L’attenzione era dedicata, in particolare, al giudice comune che deve applicare il diritto nazionale conformandosi a fonti sovraordinate: al diritto internazionale, dunque, consuetudinario e convenzionale, al diritto europeo convenzionale o speciale quale è il diritto dell’Unione europea, nel rispetto degli obblighi imposti dalla Costituzione. Norme rilevanti di questa sono gli artt. 10, 11, 117, e con riguardo ai diritti fondamentali, l’art. 2.
2. L’attualità del tema. Le pronunce rilevanti
Il tema è sempre di attualità, grazie anche alla discussione, e polemica (giuridica e politica) sul rispetto dello Stato di diritto in Europa. La presente relazione su CEDU e Carta dei diritti fondamentali riprende alcuni profili, per così dire tradizionali del tema, ma affatto scontati. Ne è un esempio una recente sentenza della Corte di Cassazione sulla non sindacabilità in sede di controllo della giurisdizione ex art. 111, 8° comma Cost., della violazione da parte del Consiglio di Stato sia del diritto dell’Unione europea, sia della CEDU, così equiparando le due fonti almeno al fine di escluderne la rilevanza quanto al rispetto dei limiti esterni della giurisdizione, ritenendo che la violazione di legge sostanziale o processuale rientra nell’ambito dei limiti interni della giurisdizione[2].
Altro esempio è rappresentato da due pronunce della Corte di giustizia e della Corte costituzionale, di cui si dirà nel prosieguo, ma che fin d’ora si ritiene opportuno ricordare.
a) La Corte cost. si è rivolta alla Corte di giustizia ponendo una questione pregiudiziale di validità e d’interpretazione in tema di “diritto al silenzio”, che è espressione del fondamentale diritto di difesa tutelato sia dalla Carta (art. 47), sia dalla CEDU (art. 6), nell’ambito di procedimenti amministrativi, e si è quindi pronunciata adeguandosi ai principi affermati dalla Corte di giustizia, dichiarando la illegittimità di norme nazionali contrastanti (o confliggenti)[3].
b) Vi è stata una seconda occasione di rinvio da parte della Corte costituzionale alla Corte di giustizia, ponendo una questione di interpretazione in tema di assegno di natalità (c.d. bonus bebè) e di assegno di maternità, dubitando della conformità di norme nazionali rispetto a norme di diritto UE (regolamento e direttiva), in particolare rispetto a varie disposizioni della Carta. Si è quindi pronunciata la Corte di giustizia, ritenendo il contrasto delle norme nazionali che limitano le predette prestazioni sociali (la limitazione riguardava gli stranieri titolari di un permesso unico di lavoro, non beneficiari delle prestazioni, diversamente dagli stranieri soggiornanti da lungo periodo). La Corte costituzionale (al momento in cui si scrive) non si è ancora pronunciata[4].

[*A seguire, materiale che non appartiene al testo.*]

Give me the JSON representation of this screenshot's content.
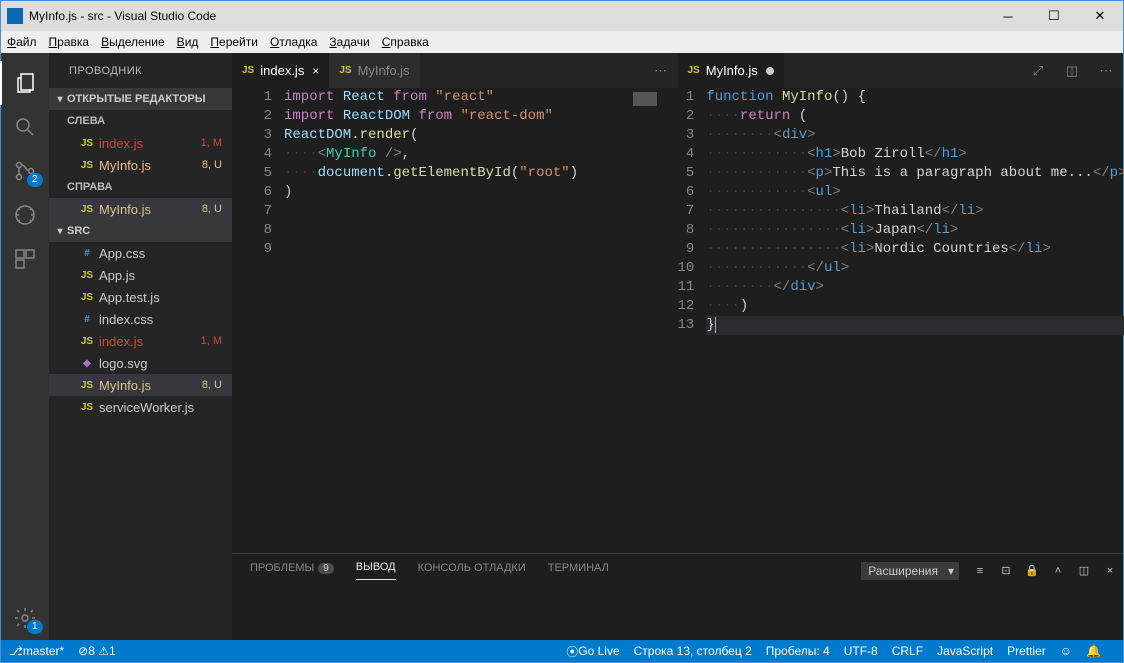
{
  "title": "MyInfo.js - src - Visual Studio Code",
  "menus": [
    "Файл",
    "Правка",
    "Выделение",
    "Вид",
    "Перейти",
    "Отладка",
    "Задачи",
    "Справка"
  ],
  "activity_badge_scm": "2",
  "gear_badge": "1",
  "explorer_title": "ПРОВОДНИК",
  "open_editors": "ОТКРЫТЫЕ РЕДАКТОРЫ",
  "group_left": "СЛЕВА",
  "group_right": "СПРАВА",
  "src_label": "SRC",
  "files_left": [
    {
      "name": "index.js",
      "status": "1, M"
    },
    {
      "name": "MyInfo.js",
      "status": "8, U"
    }
  ],
  "files_right": [
    {
      "name": "MyInfo.js",
      "status": "8, U"
    }
  ],
  "src_files": [
    {
      "name": "App.css",
      "ic": "#",
      "cls": "ic-css",
      "status": ""
    },
    {
      "name": "App.js",
      "ic": "JS",
      "cls": "ic-js",
      "status": ""
    },
    {
      "name": "App.test.js",
      "ic": "JS",
      "cls": "ic-js",
      "status": ""
    },
    {
      "name": "index.css",
      "ic": "#",
      "cls": "ic-css",
      "status": ""
    },
    {
      "name": "index.js",
      "ic": "JS",
      "cls": "ic-js",
      "status": "1, M",
      "mod": "m"
    },
    {
      "name": "logo.svg",
      "ic": "◆",
      "cls": "ic-svg",
      "status": ""
    },
    {
      "name": "MyInfo.js",
      "ic": "JS",
      "cls": "ic-js",
      "status": "8, U",
      "mod": "u",
      "sel": true
    },
    {
      "name": "serviceWorker.js",
      "ic": "JS",
      "cls": "ic-js",
      "status": ""
    }
  ],
  "tab_left1": "index.js",
  "tab_left2": "MyInfo.js",
  "tab_right1": "MyInfo.js",
  "left_code": [
    {
      "n": 1,
      "h": "<span class='kw'>import</span> <span class='var'>React</span> <span class='kw'>from</span> <span class='str'>\"react\"</span>"
    },
    {
      "n": 2,
      "h": "<span class='kw'>import</span> <span class='var'>ReactDOM</span> <span class='kw'>from</span> <span class='str'>\"react-dom\"</span>"
    },
    {
      "n": 3,
      "h": ""
    },
    {
      "n": 4,
      "h": "<span class='var'>ReactDOM</span>.<span class='fn'>render</span>("
    },
    {
      "n": 5,
      "h": "<span class='ws'>····</span><span class='tag'>&lt;</span><span class='cls'>MyInfo</span> <span class='tag'>/&gt;</span>,"
    },
    {
      "n": 6,
      "h": "<span class='ws'>····</span><span class='var'>document</span>.<span class='fn'>getElementById</span>(<span class='str'>\"root\"</span>)"
    },
    {
      "n": 7,
      "h": ")"
    },
    {
      "n": 8,
      "h": ""
    },
    {
      "n": 9,
      "h": ""
    }
  ],
  "right_code": [
    {
      "n": 1,
      "h": "<span class='tagn'>function</span> <span class='fn'>MyInfo</span>() {"
    },
    {
      "n": 2,
      "h": "<span class='ws'>····</span><span class='kw'>return</span> ("
    },
    {
      "n": 3,
      "h": "<span class='ws'>········</span><span class='tag'>&lt;</span><span class='tagn'>div</span><span class='tag'>&gt;</span>"
    },
    {
      "n": 4,
      "h": "<span class='ws'>············</span><span class='tag'>&lt;</span><span class='tagn'>h1</span><span class='tag'>&gt;</span>Bob Ziroll<span class='tag'>&lt;/</span><span class='tagn'>h1</span><span class='tag'>&gt;</span>"
    },
    {
      "n": 5,
      "h": "<span class='ws'>············</span><span class='tag'>&lt;</span><span class='tagn'>p</span><span class='tag'>&gt;</span>This is a paragraph about me...<span class='tag'>&lt;/</span><span class='tagn'>p</span><span class='tag'>&gt;</span>"
    },
    {
      "n": 6,
      "h": "<span class='ws'>············</span><span class='tag'>&lt;</span><span class='tagn'>ul</span><span class='tag'>&gt;</span>"
    },
    {
      "n": 7,
      "h": "<span class='ws'>················</span><span class='tag'>&lt;</span><span class='tagn'>li</span><span class='tag'>&gt;</span>Thailand<span class='tag'>&lt;/</span><span class='tagn'>li</span><span class='tag'>&gt;</span>"
    },
    {
      "n": 8,
      "h": "<span class='ws'>················</span><span class='tag'>&lt;</span><span class='tagn'>li</span><span class='tag'>&gt;</span>Japan<span class='tag'>&lt;/</span><span class='tagn'>li</span><span class='tag'>&gt;</span>"
    },
    {
      "n": 9,
      "h": "<span class='ws'>················</span><span class='tag'>&lt;</span><span class='tagn'>li</span><span class='tag'>&gt;</span>Nordic Countries<span class='tag'>&lt;/</span><span class='tagn'>li</span><span class='tag'>&gt;</span>"
    },
    {
      "n": 10,
      "h": "<span class='ws'>············</span><span class='tag'>&lt;/</span><span class='tagn'>ul</span><span class='tag'>&gt;</span>"
    },
    {
      "n": 11,
      "h": "<span class='ws'>········</span><span class='tag'>&lt;/</span><span class='tagn'>div</span><span class='tag'>&gt;</span>"
    },
    {
      "n": 12,
      "h": "<span class='ws'>····</span>)"
    },
    {
      "n": 13,
      "h": "}<span class='cursor'></span>",
      "cur": true
    }
  ],
  "panel": {
    "problems": "ПРОБЛЕМЫ",
    "problems_n": "9",
    "output": "ВЫВОД",
    "debug": "КОНСОЛЬ ОТЛАДКИ",
    "terminal": "ТЕРМИНАЛ",
    "dropdown": "Расширения"
  },
  "status": {
    "branch": "master*",
    "errors": "8",
    "warnings": "1",
    "golive": "Go Live",
    "pos": "Строка 13, столбец 2",
    "spaces": "Пробелы: 4",
    "enc": "UTF-8",
    "eol": "CRLF",
    "lang": "JavaScript",
    "prettier": "Prettier"
  }
}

c) A conferma di un diritto vivente in continua evoluzione[5], si ricordano sia le questioni pregiudiziali sollevate dalla Corte di Cassazione (Randstad, su cui le conclusioni, del settembre 2021, dell’avvocato generale Hogan; la Corte, al momento in cui si scrive, non si è ancora pronunciata), con riguardo alla competenza delle S.U. in tema di rinvio ex art. 111, 8°comma Cost. (prima ricordato)[6]; sia quelle sollevate dal Consiglio di Stato (Hoffmann-La Roche) sugli eventuali limiti del rinvio alla Corte di giustizia quando il giudice a quo abbia già compiuto un altro rinvio pregiudiziale nella stessa causa (la questione è pendente)[7].
d) Il tema “rinvio” ex art. 267 TFUE, definito da una giurisprudenza consolidata come architrave o “chiave di volta” del sistema giurisdizionale[8], è stato rivisitato, in epoca recente, quanto agli obblighi (o non obblighi) che esso pone al giudice nazionale, dalla Corte di giustizia che ha ripreso la nota giurisprudenza Cilfit, ricordando la necessità, spesso trascurata, dell’obbligo di motivazione in caso di non rinvio (obbligo che può assumere rilevanza anche sotto il profilo CEDU, violazione dell’art. 6)[9].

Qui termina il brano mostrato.